Um, after seeing first hand what it takes to keep an older Merc or other German car running I will stick with old riceburners. Sure they will go a long ways but they will KILL you on repair costs. The 'prestige' of owning one just is not worth it.
Yesterday I was talking to a bud who has a 5 series BMW, he said he paid $8k for the car, has had it for 4? years, he had to buy a radiator etc because the fan exploded (fairly common occurrence, I saw this a few times at the shop). He ordered the radiator etc from the same place he normally does and for gits/shiggles checked his account; he has spent $5700.00 on parts.

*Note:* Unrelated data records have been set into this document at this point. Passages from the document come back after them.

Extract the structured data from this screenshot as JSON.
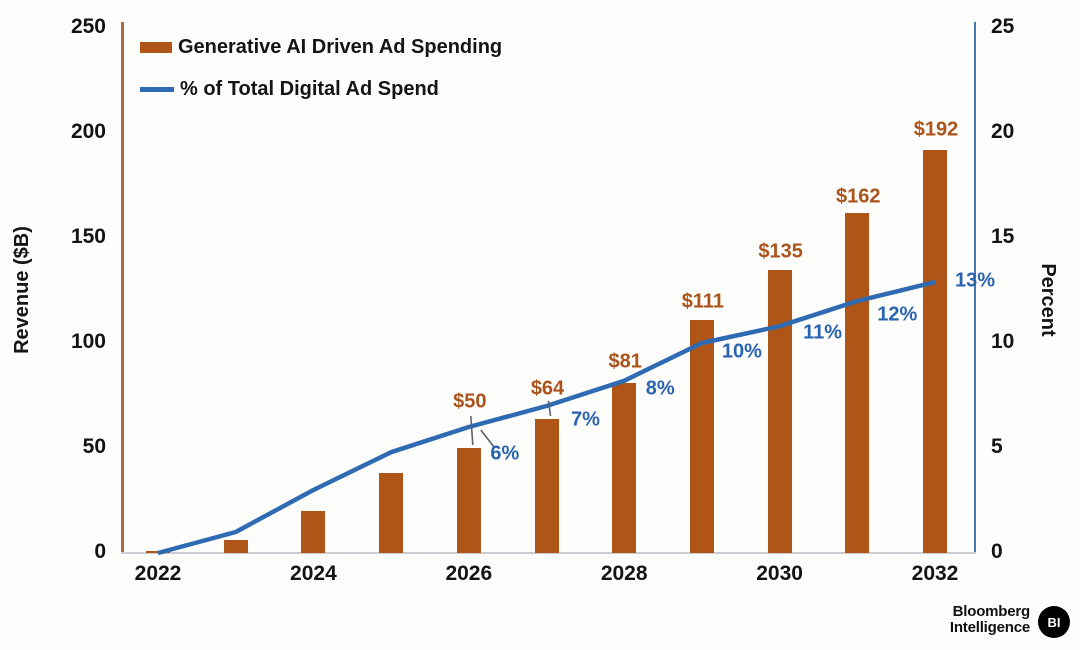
{
  "chart_data": {
    "type": "bar",
    "subtype": "combo-bar-line-dual-axis",
    "x": [
      "2022",
      "2023",
      "2024",
      "2025",
      "2026",
      "2027",
      "2028",
      "2029",
      "2030",
      "2031",
      "2032"
    ],
    "x_axis_tick_labels": [
      "2022",
      "2024",
      "2026",
      "2028",
      "2030",
      "2032"
    ],
    "series": [
      {
        "name": "Generative AI Driven Ad Spending",
        "type": "bar",
        "axis": "left",
        "values": [
          1,
          6,
          20,
          38,
          50,
          64,
          81,
          111,
          135,
          162,
          192
        ],
        "point_labels": [
          "",
          "",
          "",
          "",
          "$50",
          "$64",
          "$81",
          "$111",
          "$135",
          "$162",
          "$192"
        ]
      },
      {
        "name": "% of Total Digital Ad Spend",
        "type": "line",
        "axis": "right",
        "values": [
          0,
          1,
          3,
          4.8,
          6,
          7,
          8.2,
          10,
          10.8,
          12,
          12.9
        ],
        "point_labels": [
          "",
          "",
          "",
          "",
          "6%",
          "7%",
          "8%",
          "10%",
          "11%",
          "12%",
          "13%"
        ]
      }
    ],
    "left_axis": {
      "label": "Revenue ($B)",
      "min": 0,
      "max": 250,
      "ticks": [
        "0",
        "50",
        "100",
        "150",
        "200",
        "250"
      ]
    },
    "right_axis": {
      "label": "Percent",
      "min": 0,
      "max": 25,
      "ticks": [
        "0",
        "5",
        "10",
        "15",
        "20",
        "25"
      ]
    },
    "legend_position": "top-left",
    "grid": false
  },
  "credit": {
    "brand_line1": "Bloomberg",
    "brand_line2": "Intelligence",
    "badge": "BI"
  },
  "colors": {
    "bar": "#ae5517",
    "line": "#2f6bb3",
    "bar_label": "#ab531a",
    "pct_label": "#2a64b0",
    "left_spine": "#ad6a3c",
    "right_spine": "#4679b4",
    "bottom_spine": "#c9cdd1",
    "leader": "#5a6470",
    "badge_bg": "#000000",
    "badge_text": "#ffffff"
  }
}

That's with him doing the work.
He said the last two cars he had before it were older Acura Integras, one he paid $1k for, the other $1800 and between the two maybe $600 in parts.
The parts supplies for the older cars are drying up. Sure, reman stuff is still available but a LOT of it is on a 'repair and return' basis (shortage of rebuildable cores) and the prices are not necessarily reasonable. Check into CIS fuel distributors, for instance. The whole planet will of course tell me I am wrong, but I have seen first hand how alcohol fuel attacks the seals in the fuel dizzys causing major problems. The twin fuel pumps on the V8 cars seem very prone to this type failure too.
The later cars are loaded with electronic toys that, when they break, tend to get stupid expensive to fix.
And dumb things happen, like transmission fluid in the transmission controller. Fluid gets forced through the wiring harness uphill ~2 feet. The computer is mounted with the harness connector pointing up so the fluid fills the controller and stupid things happen. We'd take the controllers apart, clean them with contact cleaner, set them in the sun to dry for a day, then reinstall with the connector pointing down and cross our fingers. About half the time this would work. Oh, and it was also necessary to replace the transmission electrical conductor plate to lessen (not stop!) the amount of ATF going up the harness.
Or headlight wiring harnesses that had the insulation crumble and the harnesses are available only with the complete assembly. Then there are the HID headlights with non replaceable modules that cost $1800 apiece.
Naw, not me. I'll drive my old non prestigious riceburners, thankyaverramuch.